Greenland’s ice sheet is thickening, according to a new study, which also notes ice is moving more slowly towards the ice sheet’s edge than it has, on average, over the last 9,000 years.
“Like many others, I had in mind the ongoing dramatic retreat and speedup along the edges of the ice sheet, so I’d assumed that the interior was faster now too. But it wasn’t,” Joe MacGregor, the study’s lead author and a geophysicist at The University of Texas in Austin’s Institute for Geophysics, said in a statement.
MacGregor and his fellow authors created a database mapping the layers of Greenland’s ice sheet and flow patterns over the last 9,000 years. Using this “paleo-velocity” scientists found ice from Greenland’s interior is flowing to the edges more slowly than it did during most of time in the past nine millennia.
So, what’s slowing the ice down? Researchers said Greenland was hit with much softer snow during the last ice age, which has stiffened over time and caused the ice to flow more slowly towards its edges — all of this has caused the ice sheet to thicken over thousands of years.
Southern Greenland has seen lots of thickening because of increased snowfall, according to researchers, but that’s not the cause of thickening for other parts of the ice sheet where snowfall isn’t increasing.
“But that didn’t explain what was happening elsewhere in Greenland, particularly the northwest, where there isn’t as much snowfall, so the stiffening effect isn’t as important,” said MacGregor, adding that the northwest is getting thicker because of the collapse of an ice bridge 10,000 years ago.

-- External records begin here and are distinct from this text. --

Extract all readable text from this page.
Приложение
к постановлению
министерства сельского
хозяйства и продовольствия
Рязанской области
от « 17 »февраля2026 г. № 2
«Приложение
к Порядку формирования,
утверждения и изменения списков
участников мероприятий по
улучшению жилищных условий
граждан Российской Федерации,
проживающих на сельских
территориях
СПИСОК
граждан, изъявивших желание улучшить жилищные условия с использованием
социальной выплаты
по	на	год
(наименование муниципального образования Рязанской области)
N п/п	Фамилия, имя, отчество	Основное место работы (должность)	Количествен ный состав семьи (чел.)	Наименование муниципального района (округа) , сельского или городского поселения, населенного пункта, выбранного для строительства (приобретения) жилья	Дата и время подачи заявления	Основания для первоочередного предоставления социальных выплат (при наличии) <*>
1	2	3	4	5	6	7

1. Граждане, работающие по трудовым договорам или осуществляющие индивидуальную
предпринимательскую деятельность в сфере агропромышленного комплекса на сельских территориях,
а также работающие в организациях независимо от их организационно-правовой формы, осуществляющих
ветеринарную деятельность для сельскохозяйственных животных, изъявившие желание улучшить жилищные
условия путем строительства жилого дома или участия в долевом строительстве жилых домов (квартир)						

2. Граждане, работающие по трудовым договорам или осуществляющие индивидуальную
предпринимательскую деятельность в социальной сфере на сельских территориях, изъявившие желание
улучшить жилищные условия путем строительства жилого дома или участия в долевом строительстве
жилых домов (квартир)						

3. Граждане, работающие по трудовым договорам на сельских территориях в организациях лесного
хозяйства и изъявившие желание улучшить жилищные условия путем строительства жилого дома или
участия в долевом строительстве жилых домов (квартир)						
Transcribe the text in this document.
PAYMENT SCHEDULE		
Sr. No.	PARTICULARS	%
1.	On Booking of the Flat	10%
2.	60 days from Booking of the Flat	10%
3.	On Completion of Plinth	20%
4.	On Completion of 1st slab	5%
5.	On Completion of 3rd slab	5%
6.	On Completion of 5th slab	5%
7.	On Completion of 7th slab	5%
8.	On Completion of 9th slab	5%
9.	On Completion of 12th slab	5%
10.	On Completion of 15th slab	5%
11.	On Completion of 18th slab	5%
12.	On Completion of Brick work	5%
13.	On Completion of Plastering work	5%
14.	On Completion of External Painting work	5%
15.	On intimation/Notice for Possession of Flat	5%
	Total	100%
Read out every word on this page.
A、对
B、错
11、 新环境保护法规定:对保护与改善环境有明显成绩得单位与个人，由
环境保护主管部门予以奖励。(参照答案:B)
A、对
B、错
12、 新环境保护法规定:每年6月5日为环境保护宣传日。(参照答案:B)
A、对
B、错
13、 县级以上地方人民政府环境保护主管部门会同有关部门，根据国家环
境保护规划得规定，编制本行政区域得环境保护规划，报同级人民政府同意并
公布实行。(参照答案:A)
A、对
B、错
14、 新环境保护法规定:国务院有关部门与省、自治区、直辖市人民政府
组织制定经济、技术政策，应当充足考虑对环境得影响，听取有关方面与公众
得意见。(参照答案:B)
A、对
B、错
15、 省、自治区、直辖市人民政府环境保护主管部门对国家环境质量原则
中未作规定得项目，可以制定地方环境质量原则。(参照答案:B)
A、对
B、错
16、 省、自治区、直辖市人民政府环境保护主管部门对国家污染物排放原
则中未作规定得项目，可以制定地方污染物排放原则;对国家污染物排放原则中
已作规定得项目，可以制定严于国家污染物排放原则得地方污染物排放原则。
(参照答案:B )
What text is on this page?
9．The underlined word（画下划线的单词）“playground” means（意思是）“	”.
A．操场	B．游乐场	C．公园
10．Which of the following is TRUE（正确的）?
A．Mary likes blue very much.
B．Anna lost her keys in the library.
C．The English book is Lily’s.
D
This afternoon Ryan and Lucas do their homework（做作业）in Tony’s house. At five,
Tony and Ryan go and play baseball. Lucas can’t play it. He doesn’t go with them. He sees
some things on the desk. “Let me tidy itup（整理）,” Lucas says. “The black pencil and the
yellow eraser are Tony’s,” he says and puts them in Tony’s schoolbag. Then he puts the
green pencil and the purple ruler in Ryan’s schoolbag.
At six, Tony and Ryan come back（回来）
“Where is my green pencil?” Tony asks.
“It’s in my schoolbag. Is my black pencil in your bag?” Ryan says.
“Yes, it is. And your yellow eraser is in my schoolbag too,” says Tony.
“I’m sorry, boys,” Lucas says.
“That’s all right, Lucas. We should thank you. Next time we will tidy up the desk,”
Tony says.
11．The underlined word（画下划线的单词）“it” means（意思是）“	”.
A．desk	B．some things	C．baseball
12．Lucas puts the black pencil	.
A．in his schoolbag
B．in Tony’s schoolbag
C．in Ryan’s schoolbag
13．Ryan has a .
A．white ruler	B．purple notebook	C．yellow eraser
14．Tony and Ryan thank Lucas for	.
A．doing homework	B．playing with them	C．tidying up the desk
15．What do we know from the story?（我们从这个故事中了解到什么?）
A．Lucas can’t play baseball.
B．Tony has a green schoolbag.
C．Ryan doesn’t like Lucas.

Despite their findings of Greenland’s slower ice flow, the researchers claim this doesn’t “change the fact that the ice sheet is losing mass overall and contributing to sea level rise,” according to the study’s press release.
For decades, scientists and environmentalists have warned Greenland is melting at an alarming rate because of man-made global warming. The Intergovernmental Panel on Climate Change (IPCC), the United Nation’s climate bureaucracy, says there’s “very high confidence that the Greenland ice sheet has lost ice and contributed to sea level rise over the last two decades.”
But the IPCC also claims Antarctica’s ice sheet — the largest in the world — is losing mass. The international body said “there is high confidence that the Antarctic ice sheet is currently losing mass” in its 2013 climate report.
New research, however, directly contradicted the IPCC’s claims. A NASA study from last year found Antarctica’s ice sheet had increased in size from 1992 to 2008. In fact, scientists said the South Pole has been thickening from increased snowfall over the last thousand years.
“We’re essentially in agreement with other studies that show an increase in ice discharge in the Antarctic Peninsula and the Thwaites and Pine Island region of West Antarctica,” Jay Zwally, a NASA glaciologist and lead author of the study, said in a statement.
“Our main disagreement is for East Antarctica and the interior of West Antarctica — there, we see an ice gain that exceeds the losses in the other areas,” Zwally said.